EIN OPFER DES KRIEGES

von Mihail oRyù 

Ich habe nie an einem Krieg teilgenommen, aber ich bin ein Opfer des Krieges. Mein Vater lebte in Jugoslawien (im heutigen Serbien), während der Schrecken des Zweiten Weltkriegs. Mein Vater war das jüngste von acht Geschwistern, von denen fünf (zusammen mit seinen Eltern) in Konzentrationslagern verschwanden. Er kämpfte für sein Land, wurde verhaftet und kam in ein Internierungslager. Mehrmals stand er kurz vor dem Tod, und oft war er sehr hungrig.

Ich war nie in einem Krieg, aber ich habe die Folgen erlebt, die es mit sich bringt, Teil eines Krieges zu sein. Meinem Vater fiel es schwer, seine Gefühle zu zeigen. Er war nicht zärtlich, aber nach und nach lernte ich ihn zu verstehen. Er vermied es, Fernsehsendungen oder Filme zu sehen, die Kriegsszenen zeigten, weil sie ihm tiefen Schmerz bereiteten. Jedes Mal, wenn wir aßen, machte mein Vater eine Art Verbeugung, um sich für die Möglichkeit zu bedanken, etwas zu essen zu bekommen.
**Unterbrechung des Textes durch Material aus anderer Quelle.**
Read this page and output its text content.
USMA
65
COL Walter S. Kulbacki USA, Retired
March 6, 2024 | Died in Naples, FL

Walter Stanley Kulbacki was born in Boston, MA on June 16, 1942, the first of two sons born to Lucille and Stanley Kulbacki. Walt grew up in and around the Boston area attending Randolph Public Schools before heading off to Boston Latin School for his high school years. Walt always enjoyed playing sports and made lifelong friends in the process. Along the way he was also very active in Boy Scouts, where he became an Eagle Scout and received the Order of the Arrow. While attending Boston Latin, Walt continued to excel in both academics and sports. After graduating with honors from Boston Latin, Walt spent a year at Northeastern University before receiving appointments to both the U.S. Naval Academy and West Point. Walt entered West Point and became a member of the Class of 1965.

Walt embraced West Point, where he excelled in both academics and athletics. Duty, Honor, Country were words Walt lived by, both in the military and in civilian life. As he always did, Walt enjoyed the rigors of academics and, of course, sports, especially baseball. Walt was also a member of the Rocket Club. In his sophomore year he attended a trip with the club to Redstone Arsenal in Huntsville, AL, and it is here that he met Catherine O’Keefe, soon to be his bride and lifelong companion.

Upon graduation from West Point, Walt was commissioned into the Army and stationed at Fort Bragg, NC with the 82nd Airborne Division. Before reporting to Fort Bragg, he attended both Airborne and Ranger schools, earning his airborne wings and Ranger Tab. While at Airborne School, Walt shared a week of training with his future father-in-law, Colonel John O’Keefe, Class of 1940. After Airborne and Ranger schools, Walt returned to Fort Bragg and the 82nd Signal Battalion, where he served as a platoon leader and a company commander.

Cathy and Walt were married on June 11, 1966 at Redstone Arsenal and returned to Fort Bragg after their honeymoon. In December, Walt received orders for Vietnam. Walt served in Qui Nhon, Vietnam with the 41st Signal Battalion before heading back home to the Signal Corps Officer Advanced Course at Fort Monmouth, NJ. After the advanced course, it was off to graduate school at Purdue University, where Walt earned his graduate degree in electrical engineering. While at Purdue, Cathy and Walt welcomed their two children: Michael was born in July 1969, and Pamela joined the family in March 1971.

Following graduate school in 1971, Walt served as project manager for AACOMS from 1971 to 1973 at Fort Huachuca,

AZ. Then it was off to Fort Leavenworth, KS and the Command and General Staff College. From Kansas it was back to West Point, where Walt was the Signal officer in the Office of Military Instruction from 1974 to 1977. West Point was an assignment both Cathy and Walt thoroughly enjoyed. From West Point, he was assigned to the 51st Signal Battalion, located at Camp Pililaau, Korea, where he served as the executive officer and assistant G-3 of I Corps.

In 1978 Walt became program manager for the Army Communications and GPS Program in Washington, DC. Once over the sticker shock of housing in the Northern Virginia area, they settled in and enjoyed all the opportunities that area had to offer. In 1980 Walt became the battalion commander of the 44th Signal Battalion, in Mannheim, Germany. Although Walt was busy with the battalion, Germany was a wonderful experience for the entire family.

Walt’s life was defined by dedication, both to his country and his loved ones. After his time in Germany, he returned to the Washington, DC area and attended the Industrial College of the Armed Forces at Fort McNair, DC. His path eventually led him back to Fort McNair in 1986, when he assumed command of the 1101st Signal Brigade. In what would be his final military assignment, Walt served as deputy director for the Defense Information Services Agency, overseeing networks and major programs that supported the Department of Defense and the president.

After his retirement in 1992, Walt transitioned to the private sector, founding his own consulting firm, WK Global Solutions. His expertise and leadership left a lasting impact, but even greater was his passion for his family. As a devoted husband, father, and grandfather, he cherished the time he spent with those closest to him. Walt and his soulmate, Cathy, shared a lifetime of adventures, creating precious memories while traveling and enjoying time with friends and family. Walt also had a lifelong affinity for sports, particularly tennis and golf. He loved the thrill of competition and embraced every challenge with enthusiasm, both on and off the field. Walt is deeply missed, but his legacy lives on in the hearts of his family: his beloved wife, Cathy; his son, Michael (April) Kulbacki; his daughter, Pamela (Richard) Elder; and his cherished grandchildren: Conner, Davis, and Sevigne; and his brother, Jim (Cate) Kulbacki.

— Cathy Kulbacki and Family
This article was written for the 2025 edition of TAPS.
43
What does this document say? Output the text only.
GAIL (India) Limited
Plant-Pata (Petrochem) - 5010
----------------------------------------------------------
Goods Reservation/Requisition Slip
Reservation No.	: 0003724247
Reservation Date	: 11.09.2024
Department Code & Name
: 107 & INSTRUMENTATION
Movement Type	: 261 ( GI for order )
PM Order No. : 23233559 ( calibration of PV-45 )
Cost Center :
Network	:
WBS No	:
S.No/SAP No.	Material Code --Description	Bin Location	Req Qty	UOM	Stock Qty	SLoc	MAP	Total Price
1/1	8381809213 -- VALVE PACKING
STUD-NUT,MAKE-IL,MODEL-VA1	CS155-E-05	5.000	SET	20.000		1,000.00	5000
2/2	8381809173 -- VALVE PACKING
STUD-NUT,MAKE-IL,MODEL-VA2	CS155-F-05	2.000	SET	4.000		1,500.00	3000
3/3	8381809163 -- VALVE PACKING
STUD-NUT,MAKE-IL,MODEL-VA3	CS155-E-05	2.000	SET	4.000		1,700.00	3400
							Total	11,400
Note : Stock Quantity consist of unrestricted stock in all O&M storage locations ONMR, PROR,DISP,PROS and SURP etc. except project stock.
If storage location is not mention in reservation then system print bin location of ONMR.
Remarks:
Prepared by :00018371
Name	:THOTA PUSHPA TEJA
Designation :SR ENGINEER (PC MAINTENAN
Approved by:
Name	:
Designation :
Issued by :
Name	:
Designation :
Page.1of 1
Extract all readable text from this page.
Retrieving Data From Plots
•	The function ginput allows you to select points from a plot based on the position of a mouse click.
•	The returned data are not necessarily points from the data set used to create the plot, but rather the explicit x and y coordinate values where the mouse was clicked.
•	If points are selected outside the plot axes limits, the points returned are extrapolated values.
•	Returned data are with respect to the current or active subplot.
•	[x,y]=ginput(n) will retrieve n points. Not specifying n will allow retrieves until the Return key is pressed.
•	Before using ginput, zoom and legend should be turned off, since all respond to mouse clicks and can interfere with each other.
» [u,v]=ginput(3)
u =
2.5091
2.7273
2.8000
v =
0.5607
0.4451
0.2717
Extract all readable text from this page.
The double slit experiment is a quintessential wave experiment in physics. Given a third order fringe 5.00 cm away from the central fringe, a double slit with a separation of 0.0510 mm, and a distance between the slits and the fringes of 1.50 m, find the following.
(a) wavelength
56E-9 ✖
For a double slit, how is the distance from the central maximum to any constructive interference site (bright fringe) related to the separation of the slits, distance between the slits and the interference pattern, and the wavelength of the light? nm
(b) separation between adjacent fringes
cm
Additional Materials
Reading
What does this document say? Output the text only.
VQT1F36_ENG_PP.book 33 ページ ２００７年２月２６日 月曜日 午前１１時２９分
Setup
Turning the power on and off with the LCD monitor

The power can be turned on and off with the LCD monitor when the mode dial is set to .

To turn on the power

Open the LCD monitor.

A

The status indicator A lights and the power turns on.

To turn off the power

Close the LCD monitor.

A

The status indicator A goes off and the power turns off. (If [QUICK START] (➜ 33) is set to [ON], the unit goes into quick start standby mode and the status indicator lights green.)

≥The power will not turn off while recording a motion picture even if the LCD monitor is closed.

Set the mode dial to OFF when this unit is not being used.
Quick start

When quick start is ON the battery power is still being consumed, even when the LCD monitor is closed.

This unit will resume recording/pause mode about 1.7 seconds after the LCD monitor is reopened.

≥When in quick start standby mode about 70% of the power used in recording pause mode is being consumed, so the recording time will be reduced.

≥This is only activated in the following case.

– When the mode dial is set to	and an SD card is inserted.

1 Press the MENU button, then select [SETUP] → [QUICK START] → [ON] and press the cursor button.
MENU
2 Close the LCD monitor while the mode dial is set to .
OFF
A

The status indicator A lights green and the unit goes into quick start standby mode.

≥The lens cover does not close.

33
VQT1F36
Und ab und zu erinnerte er uns daran, dass er früher einmal nichts zu essen hatte.

Als ich geboren wurde, war mein Vater sechzig Jahre alt, der Altersunterschied zwischen uns war also groß. Er war ein gesunder Mensch und fand im Yoga einen heilenden Raum. Jeden Morgen stand er früh auf und machte einige Übungen, bevor er zur Arbeit ging. Aber als ich 18 Jahre alt war, stürzte mein Vater auf der Straße und brach sich die Hüfte, und seitdem konnte er nie wieder ein normales Leben führen. Wir gingen von Klinik zu Klinik, und verschiedene Teile seines Körpers begannen zu versagen. Und genau zu dieser Zeit begann der Kosovo-Krieg.

Ich erinnere mich genau. Jedes Mal, wenn er ein paar Worte sagen konnte, kam er auf mich zu, um mir zu sagen, dass er, wenn er jünger und gesund wäre, nach Jugoslawien gehen würde, um für sein Land zu kämpfen. Er liebte sein Land sehr, aber einige Jahre nach dem Ende des Zweiten Weltkriegs konnte mein Vater aus politischen Gründen nicht mehr zurückkehren. Und dieser neue Krieg schürte seine Wunden und verursachte ihm einen tiefen Schmerz. Einige Monate später, im April 1999, als ich 19 Jahre alt war, verstarb mein Vater.

Ich war nie in einem Krieg, aber ich habe die Folgen durch meinen Vater miterlebt, und alle bewaffneten Konflikte in der Welt, wie der aktuelle Krieg in der Ukraine, schmerzen mich sehr. Aber dank der Zen-Praxis habe ich einen Weg gefunden, meine Beziehung zu diesem Leiden zu ändern. Ich habe gelernt, es zu beobachten und nicht zuzulassen, dass mein Schmerz mein Handeln bestimmt.

Ich hätte mir gewünscht, dass mein Vater eine Praxis wie Zen gefunden hätte, um seine Beziehung zu seinem Schmerz zu ändern. Er hat es nie geschafft, ihn wirklich zu lindern, und er hat ihm großes Leid zugefügt. Ich kann die Vergangenheit nicht ändern und auch nicht die Erfahrungen, die mein Vater gemacht hat, aber ich kann etwas tun: meinen Vater durch mich heilen. Ich kann einen laufenden Krieg nicht aufhalten, aber ich kann etwas tun: die Saat des Krieges, die ich in mir trage, beobachten und annehmen.

Ich bin ein Opfer des Krieges, und seine Folgen werden immer in mir leben. Dieser Schmerz wird immer da sein. Doch jedes Mal, wenn dieser Schmerz auftaucht, nehme ich ihn als Achtsamkeitsglocke wahr: Ich kehre zu meinem Atem zurück und beobachte ihn, ohne ihn abzulehnen oder zuzulassen, dass er mein Handeln beeinflusst. Das kann ich tun.